Friday, 24 October 2008

Capitulation trades? – not yet

Quite a number of commentators have (particularly on Fridays during the last trading hours) used the term “capitulation”, intended to mean that sellers in the stock markets are now exhausted of selling and need a well-deserved rest after having “capitulated”. Thus tired of some day’s hard work, there are no more left to sell and presumably it should lead to a stabilisation of the markets.

I am afraid that this may be too early. Obviously I hope to be wrong on this one, but there are some market elements missing from this all too human explanation.

Over the past years, hedge funds have represented some 60% of the turnover in the stock market. Despite the allure of the name, hedge funds are not necessarily hedged, and the best indicator for hedge fund performance remains a simple stock market index, leveraged between two and three times. The truly market neutral or even market contrary funds are thin on the ground among the estimated 11,000 hedge funds worldwide.
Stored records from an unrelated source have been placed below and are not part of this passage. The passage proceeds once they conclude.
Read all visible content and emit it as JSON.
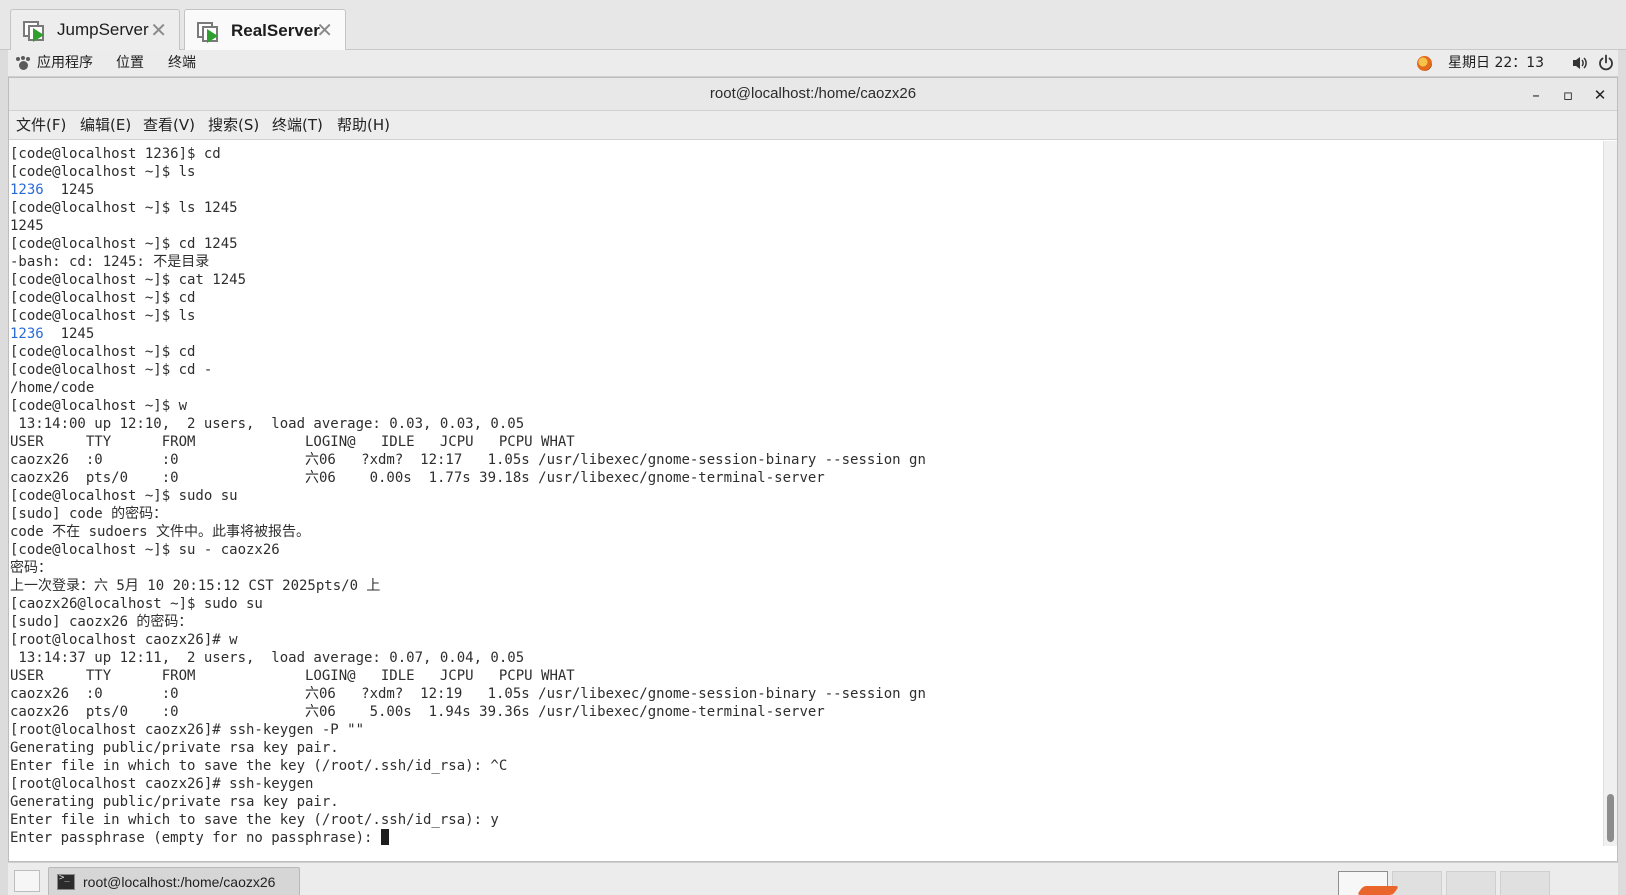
{
  "vm_tabs": [
    {
      "label": "JumpServer",
      "active": false
    },
    {
      "label": "RealServer",
      "active": true
    }
  ],
  "tab_close_glyph": "✕",
  "top_panel": {
    "applications": "应用程序",
    "places": "位置",
    "terminal": "终端",
    "clock": "星期日 22：13"
  },
  "window": {
    "title": "root@localhost:/home/caozx26",
    "minimize_glyph": "–",
    "maximize_glyph": "▫",
    "close_glyph": "✕"
  },
  "menu": [
    "文件(F)",
    "编辑(E)",
    "查看(V)",
    "搜索(S)",
    "终端(T)",
    "帮助(H)"
  ],
  "terminal_lines": [
    "[code@localhost 1236]$ cd",
    "[code@localhost ~]$ ls",
    "",
    "[code@localhost ~]$ ls 1245",
    "1245",
    "[code@localhost ~]$ cd 1245",
    "-bash: cd: 1245: 不是目录",
    "[code@localhost ~]$ cat 1245",
    "[code@localhost ~]$ cd",
    "[code@localhost ~]$ ls",
    "",
    "[code@localhost ~]$ cd",
    "[code@localhost ~]$ cd -",
    "/home/code",
    "[code@localhost ~]$ w",
    " 13:14:00 up 12:10,  2 users,  load average: 0.03, 0.03, 0.05",
    "USER     TTY      FROM             LOGIN@   IDLE   JCPU   PCPU WHAT",
    "caozx26  :0       :0               六06   ?xdm?  12:17   1.05s /usr/libexec/gnome-session-binary --session gn",
    "caozx26  pts/0    :0               六06    0.00s  1.77s 39.18s /usr/libexec/gnome-terminal-server",
    "[code@localhost ~]$ sudo su",
    "[sudo] code 的密码：",
    "code 不在 sudoers 文件中。此事将被报告。",
    "[code@localhost ~]$ su - caozx26",
    "密码：",
    "上一次登录：六 5月 10 20:15:12 CST 2025pts/0 上",
    "[caozx26@localhost ~]$ sudo su",
    "[sudo] caozx26 的密码：",
    "[root@localhost caozx26]# w",
    " 13:14:37 up 12:11,  2 users,  load average: 0.07, 0.04, 0.05",
    "USER     TTY      FROM             LOGIN@   IDLE   JCPU   PCPU WHAT",
    "caozx26  :0       :0               六06   ?xdm?  12:19   1.05s /usr/libexec/gnome-session-binary --session gn",
    "caozx26  pts/0    :0               六06    5.00s  1.94s 39.36s /usr/libexec/gnome-terminal-server",
    "[root@localhost caozx26]# ssh-keygen -P \"\"",
    "Generating public/private rsa key pair.",
    "Enter file in which to save the key (/root/.ssh/id_rsa): ^C",
    "[root@localhost caozx26]# ssh-keygen",
    "Generating public/private rsa key pair.",
    "Enter file in which to save the key (/root/.ssh/id_rsa): y",
    "Enter passphrase (empty for no passphrase): "
  ],
  "ls_output": {
    "dir": "1236",
    "file": "  1245"
  },
  "taskbar": {
    "task_label": "root@localhost:/home/caozx26"
  },
  "colors": {
    "directory": "#2a6bd6",
    "accent_arrow": "#e9652b",
    "play_green": "#2fa02f"
  }
}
Obviously, the best hedge fund managers have already long time ago unwound positions. But it is my guess that they are still only a minority. With the credit markets drying up, banks have increasingly put pressure on all leveraged investors to unwind positions or to put in more collateral. Given that most hedge funds are so-called long-short funds, but for the past two years for all practical purposes long funds, it is highly likely that there are still many hedge funds out there who are caught in exactly the same situation as a lot of amateur investors. They have seen huge losses, they did not get out in time, and now they feel it is “too late”. But they will increasingly be squeezed into action by banks tightening up on the credit.
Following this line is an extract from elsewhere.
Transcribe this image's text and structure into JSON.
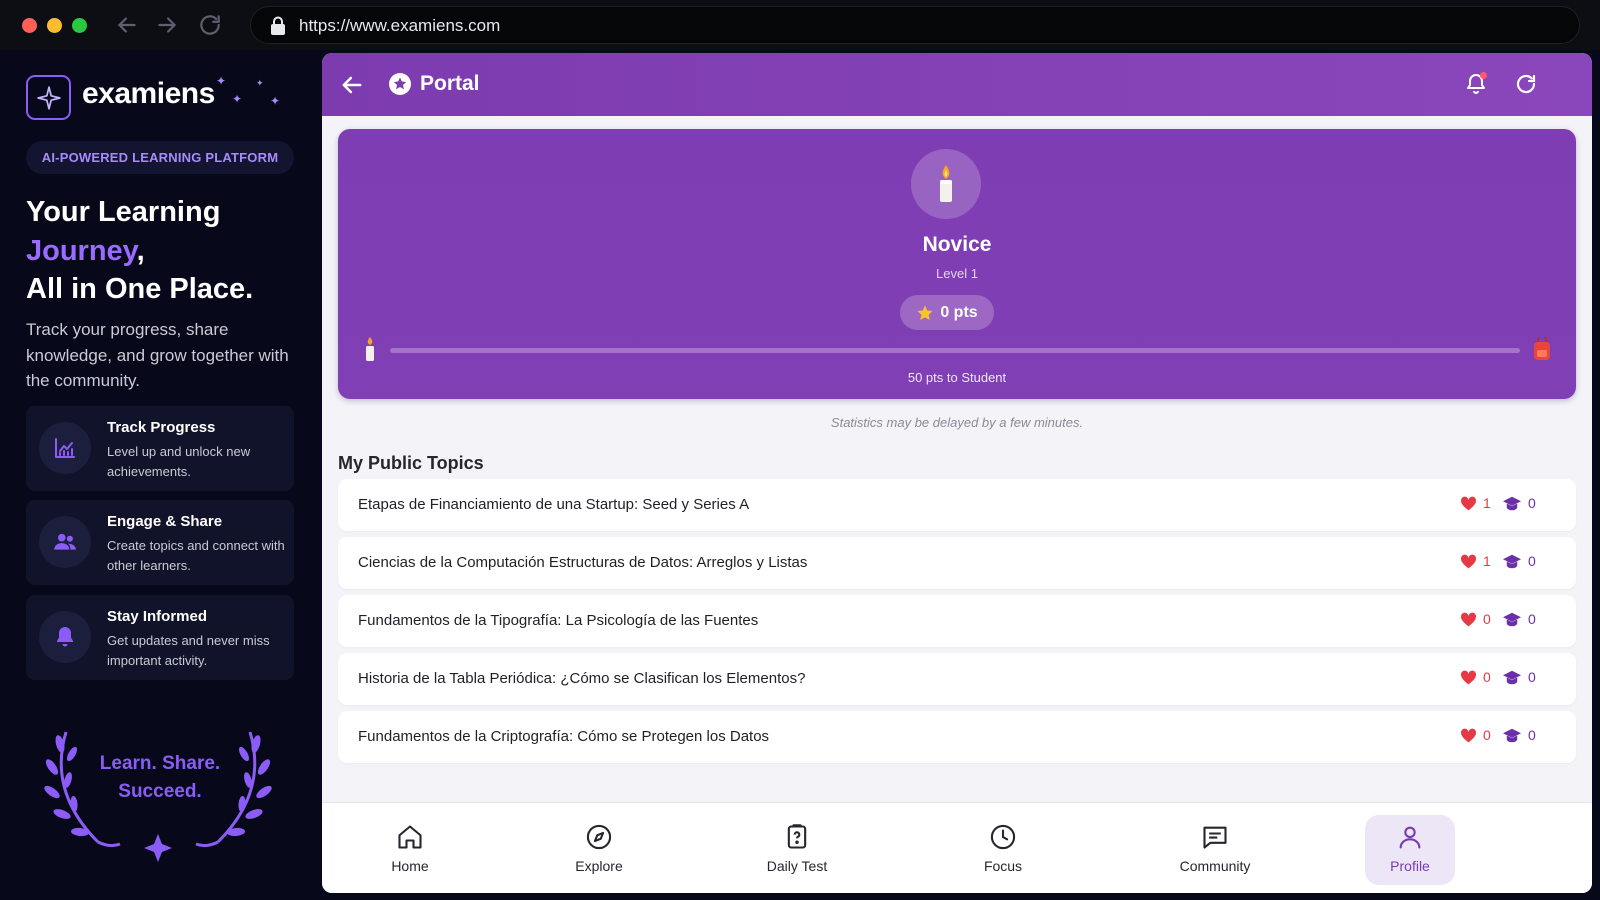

I agree that there are many, many companies out there who are already trading at very attractive prices. We are rapidly approaching a classical value situation where companies are selling below their asset value or even below the value of their cash holdings. It may indeed be the buying opportunity of the decade.

Unfortunately that is no guarantee that the ongoing credit freeze compounded with galloping recession fears cannot force further falls in the stock markets. Beware before you step out to catch the falling piano.